Пахелл проявлял милосердие, и его милосердие хвалили священники.

«Твое милосердие будет примером для всего королевства, мой принц».

Самой большой добродетелью соляризма была доброжелательность. Пахелл практиковал это на практике.

«Да здравствует Варка Анеу Поркана!»

«Правитель королевства!»

Голодные мирные жители бросились за пайками, выкрикивая имя Варки и хватая каждый по пригоршне зерен. Пахелл ответил взмахом руки, направляясь во внутренний замок.

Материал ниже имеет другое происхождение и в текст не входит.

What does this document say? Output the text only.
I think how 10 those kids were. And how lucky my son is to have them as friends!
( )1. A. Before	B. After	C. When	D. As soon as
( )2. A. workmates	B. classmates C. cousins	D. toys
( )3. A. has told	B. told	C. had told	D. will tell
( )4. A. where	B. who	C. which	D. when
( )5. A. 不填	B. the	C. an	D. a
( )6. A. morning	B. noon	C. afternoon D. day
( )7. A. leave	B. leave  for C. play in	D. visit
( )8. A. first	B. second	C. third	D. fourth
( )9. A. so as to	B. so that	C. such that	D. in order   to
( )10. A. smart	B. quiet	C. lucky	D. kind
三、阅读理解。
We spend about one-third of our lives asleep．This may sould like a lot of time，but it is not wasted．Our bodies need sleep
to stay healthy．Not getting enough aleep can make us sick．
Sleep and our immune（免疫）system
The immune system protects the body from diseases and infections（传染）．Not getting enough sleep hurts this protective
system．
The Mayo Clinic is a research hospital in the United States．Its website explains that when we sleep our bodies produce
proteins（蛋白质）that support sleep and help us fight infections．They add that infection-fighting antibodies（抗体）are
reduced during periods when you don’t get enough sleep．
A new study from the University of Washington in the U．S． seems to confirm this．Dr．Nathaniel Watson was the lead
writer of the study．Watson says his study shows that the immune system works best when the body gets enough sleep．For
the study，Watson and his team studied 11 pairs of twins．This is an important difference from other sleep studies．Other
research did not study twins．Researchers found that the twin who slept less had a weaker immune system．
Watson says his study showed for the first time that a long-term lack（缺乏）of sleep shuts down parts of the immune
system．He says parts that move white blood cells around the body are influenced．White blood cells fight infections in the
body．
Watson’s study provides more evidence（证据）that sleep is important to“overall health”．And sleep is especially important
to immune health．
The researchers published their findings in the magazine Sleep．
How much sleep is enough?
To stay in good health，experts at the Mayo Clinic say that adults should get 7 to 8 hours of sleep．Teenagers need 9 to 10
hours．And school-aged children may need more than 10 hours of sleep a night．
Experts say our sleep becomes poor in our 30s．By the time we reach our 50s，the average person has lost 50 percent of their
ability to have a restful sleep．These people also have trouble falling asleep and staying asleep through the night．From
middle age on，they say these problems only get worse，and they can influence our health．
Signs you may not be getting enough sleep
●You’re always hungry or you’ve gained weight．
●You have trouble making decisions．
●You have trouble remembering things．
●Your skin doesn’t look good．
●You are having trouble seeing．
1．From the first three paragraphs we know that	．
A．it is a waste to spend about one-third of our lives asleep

Поскольку грабежи изначально были запрещены, многие комнаты остались нетронутыми.

Хлопнуть!

Пробравшись в свое временное жилище, Пахелл швырнул стул в стену.

— Хаф, хаф.

Он дал волю своему гневу.

«Ты счастливчик, дядя».

Ему хотелось несколько раз крикнуть: «Отрубить ему голову!» Ему пришлось подавить свое убийственное намерение и сохранить самообладание. Ему пришлось надеть маску, как это сделал его дядя.

«Га, ух».

Пахелл рухнул, закрыв лицо. Ярость выросла из-за невозможности убить того, кого он так отчаянно хотел убить. Он видел себя бесконечно ненавидящим своего кровного родственника. Эмоции зашкаливали, сбивая его с толку. Он даже не знал, почему плачет.

Была ли это радость победы или разочарование от того, что он не убил своего врага? Сожалеет ли он о том, что изменился, или оплакивает умерших?